The Office of Fair Trading (OFT) has forced seven insurers to limit their use of a computer system that lets them compare details of their quotes.
The OFT is worried this might have undermined competition among insurers, potentially leading to drivers paying higher premiums.
This would have been a breach of the UK's competition laws.
"Being able to view competitors' pricing strategies could potentially have led to the risk of price co-ordination, putting upward pressure on premiums," said an OFT spokesman.
The computer software in question is called "WhatIf?

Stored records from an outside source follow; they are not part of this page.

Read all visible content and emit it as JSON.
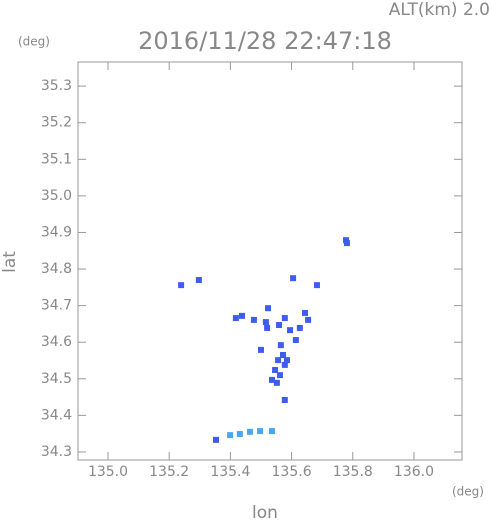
{
  "chart_data": {
    "type": "scatter",
    "title": "2016/11/28 22:47:18",
    "subtitle": "ALT(km) 2.0",
    "x_label": "lon",
    "y_label": "lat",
    "x_unit": "(deg)",
    "y_unit": "(deg)",
    "xlim": [
      134.902,
      136.157
    ],
    "ylim": [
      34.278,
      35.366
    ],
    "xticks": [
      {
        "value": 135,
        "label": "135.0"
      },
      135.2,
      135.4,
      135.6,
      135.8,
      {
        "value": 136,
        "label": "136.0"
      }
    ],
    "yticks": [
      34.3,
      34.4,
      34.5,
      34.6,
      34.7,
      34.8,
      34.9,
      {
        "value": 35,
        "label": "35.0"
      },
      35.1,
      35.2,
      35.3
    ],
    "grid": false,
    "series": [
      {
        "color": "#3f5cf0",
        "x": [
          135.778,
          135.781,
          135.239,
          135.297,
          135.605,
          135.683,
          135.418,
          135.438,
          135.477,
          135.523,
          135.516,
          135.52,
          135.559,
          135.578,
          135.595,
          135.627,
          135.644,
          135.654,
          135.614,
          135.5,
          135.565,
          135.572,
          135.585,
          135.556,
          135.546,
          135.562,
          135.578,
          135.536,
          135.552,
          135.578,
          135.353
        ],
        "values": [
          34.879,
          34.871,
          34.756,
          34.77,
          34.775,
          34.756,
          34.666,
          34.672,
          34.661,
          34.693,
          34.655,
          34.639,
          34.647,
          34.666,
          34.633,
          34.639,
          34.68,
          34.661,
          34.606,
          34.579,
          34.592,
          34.565,
          34.551,
          34.551,
          34.524,
          34.51,
          34.538,
          34.497,
          34.489,
          34.442,
          34.333
        ]
      },
      {
        "color": "#4aa6f2",
        "x": [
          135.399,
          135.431,
          135.464,
          135.497,
          135.536
        ],
        "values": [
          34.346,
          34.349,
          34.355,
          34.357,
          34.357
        ]
      }
    ]
  }
}
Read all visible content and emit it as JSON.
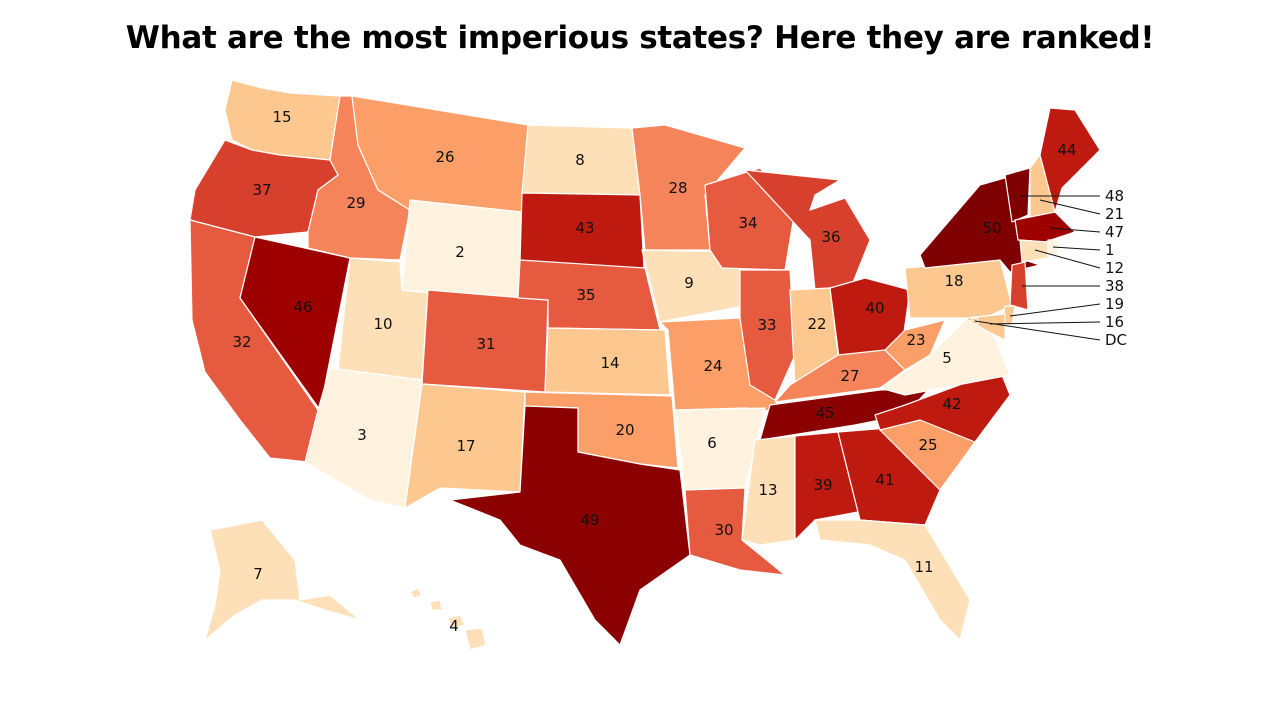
{
  "title": "What are the most imperious states? Here they are ranked!",
  "colors": {
    "scale": [
      "#fff3e0",
      "#fde0b8",
      "#fdc890",
      "#fb9e67",
      "#f5845a",
      "#e65a40",
      "#d8402e",
      "#bf1a0f",
      "#9e0000",
      "#7f0000"
    ],
    "background": "#ffffff"
  },
  "states": [
    {
      "id": "WA",
      "label": "15"
    },
    {
      "id": "OR",
      "label": "37"
    },
    {
      "id": "CA",
      "label": "32"
    },
    {
      "id": "NV",
      "label": "46"
    },
    {
      "id": "ID",
      "label": "29"
    },
    {
      "id": "MT",
      "label": "26"
    },
    {
      "id": "WY",
      "label": "2"
    },
    {
      "id": "UT",
      "label": "10"
    },
    {
      "id": "AZ",
      "label": "3"
    },
    {
      "id": "CO",
      "label": "31"
    },
    {
      "id": "NM",
      "label": "17"
    },
    {
      "id": "ND",
      "label": "8"
    },
    {
      "id": "SD",
      "label": "43"
    },
    {
      "id": "NE",
      "label": "35"
    },
    {
      "id": "KS",
      "label": "14"
    },
    {
      "id": "OK",
      "label": "20"
    },
    {
      "id": "TX",
      "label": "49"
    },
    {
      "id": "MN",
      "label": "28"
    },
    {
      "id": "IA",
      "label": "9"
    },
    {
      "id": "MO",
      "label": "24"
    },
    {
      "id": "AR",
      "label": "6"
    },
    {
      "id": "LA",
      "label": "30"
    },
    {
      "id": "WI",
      "label": "34"
    },
    {
      "id": "IL",
      "label": "33"
    },
    {
      "id": "MI",
      "label": "36"
    },
    {
      "id": "IN",
      "label": "22"
    },
    {
      "id": "OH",
      "label": "40"
    },
    {
      "id": "KY",
      "label": "27"
    },
    {
      "id": "TN",
      "label": "45"
    },
    {
      "id": "MS",
      "label": "13"
    },
    {
      "id": "AL",
      "label": "39"
    },
    {
      "id": "GA",
      "label": "41"
    },
    {
      "id": "FL",
      "label": "11"
    },
    {
      "id": "SC",
      "label": "25"
    },
    {
      "id": "NC",
      "label": "42"
    },
    {
      "id": "VA",
      "label": "5"
    },
    {
      "id": "WV",
      "label": "23"
    },
    {
      "id": "PA",
      "label": "18"
    },
    {
      "id": "NY",
      "label": "50"
    },
    {
      "id": "NJ",
      "label": "38"
    },
    {
      "id": "ME",
      "label": "44"
    },
    {
      "id": "AK",
      "label": "7"
    },
    {
      "id": "HI",
      "label": "4"
    },
    {
      "id": "VT",
      "label": "48"
    },
    {
      "id": "NH",
      "label": "21"
    },
    {
      "id": "MA",
      "label": "47"
    },
    {
      "id": "RI",
      "label": "1"
    },
    {
      "id": "CT",
      "label": "12"
    },
    {
      "id": "DE",
      "label": "19"
    },
    {
      "id": "MD",
      "label": "16"
    },
    {
      "id": "DC",
      "label": "DC"
    }
  ]
}
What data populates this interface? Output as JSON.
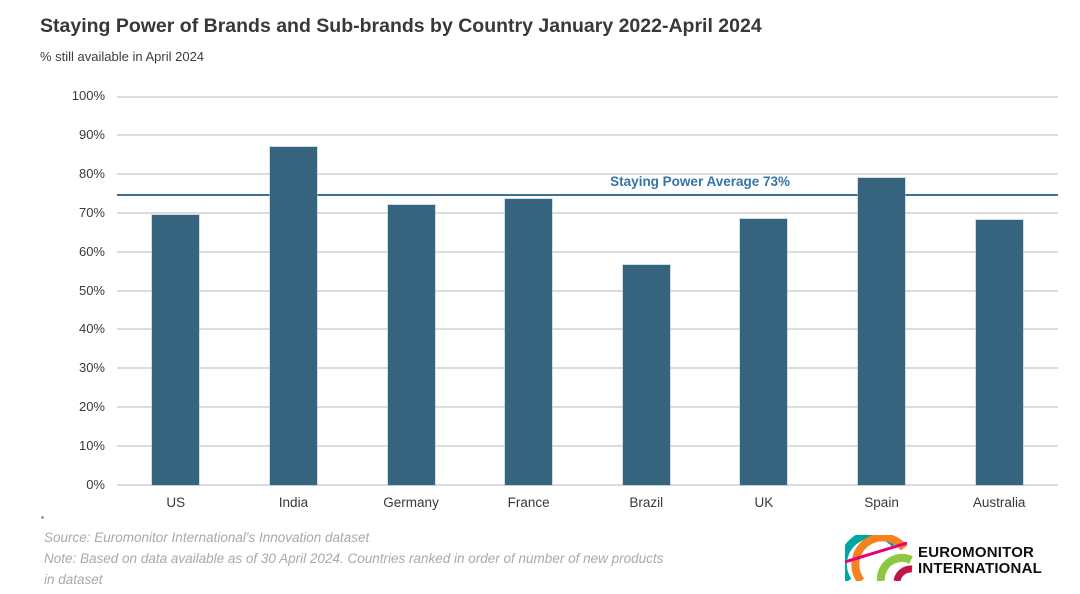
{
  "header": {
    "title": "Staying Power of Brands and Sub-brands by Country January 2022-April 2024",
    "subtitle": "% still available in April 2024"
  },
  "chart_data": {
    "type": "bar",
    "title": "Staying Power of Brands and Sub-brands by Country January 2022-April 2024",
    "subtitle": "% still available in April 2024",
    "categories": [
      "US",
      "India",
      "Germany",
      "France",
      "Brazil",
      "UK",
      "Spain",
      "Australia"
    ],
    "values": [
      69.5,
      87,
      72,
      73.5,
      56.5,
      68.5,
      79,
      68
    ],
    "xlabel": "",
    "ylabel": "",
    "ylim": [
      0,
      100
    ],
    "ytick_step": 10,
    "ytick_suffix": "%",
    "grid": "horizontal",
    "legend": "none",
    "annotations": {
      "average_line": {
        "label": "Staying Power Average 73%",
        "value": 73,
        "drawn_at_pct": 74.5
      }
    }
  },
  "footer": {
    "source": "Source: Euromonitor International's Innovation dataset",
    "note_lines": [
      "Note: Based on data available as of 30 April 2024. Countries ranked in order of number of new products",
      "in dataset"
    ]
  },
  "logo": {
    "line1": "EUROMONITOR",
    "line2": "INTERNATIONAL"
  },
  "colors": {
    "bar": "#36647E",
    "average_line": "#3B719B",
    "average_label": "#3574A8",
    "grid": "#DCDCDC",
    "title_text": "#383838",
    "axis_text": "#3A3A3A",
    "footer_text": "#A9A9A9",
    "logo_teal": "#00A79D",
    "logo_orange": "#F58220",
    "logo_green": "#8DC63F",
    "logo_crimson": "#C01547",
    "logo_magenta": "#E6007E"
  }
}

Private Motor" and is supplied to insurers by Experian.
It gathers details of the quotes that insurers provide to brokers, and lets them analyse the price and risk that they, and their rivals, attach to the different elements of an insurance quote.
"Insurers were able to access information about their competitors' future pricing intentions as the tool was received by insurers in advance of the pricing information going 'live' in insurance policies sold by brokers," the OFT explained.
'Comply with law'
The OFT stressed that it had not examined the actual effect of the software on premiums, nor had it made a formal finding that competition laws had been breached.
But the regulator hopes that the agreement of the companies to restrict the exchange of pricing data will encourage other insurers to follow.
"We are aware that similar market analysis tools exist both in motor and other insurance markets and we urge companies using them to ensure that they are complying with competition law," said Clive Maxwell, executive director at the OFT.
The seven insurers that OFT is hoping to tie down with a formal written agreement are Ageas (formally Fortis), Aviva, AXA, Liverpool Victoria, RBS Insurance, Royal Sun Alliance and Zurich.
The Association of British Insurers said: "We welcome the OFT's proposal to consult on an approach that has been agreed with some motor insurance companies to ensure that there is no concern about any infringement going forward."
Rupert Roker Consumer Focus said the OFT should now look at the sale of other forms of insurance.
"A motor insurer knowing what prices a customer will be quoted by other companies is very bad news for consumers," he said.
"Customers who have shopped around to get the best price will be left feeling they have got a particularly raw deal."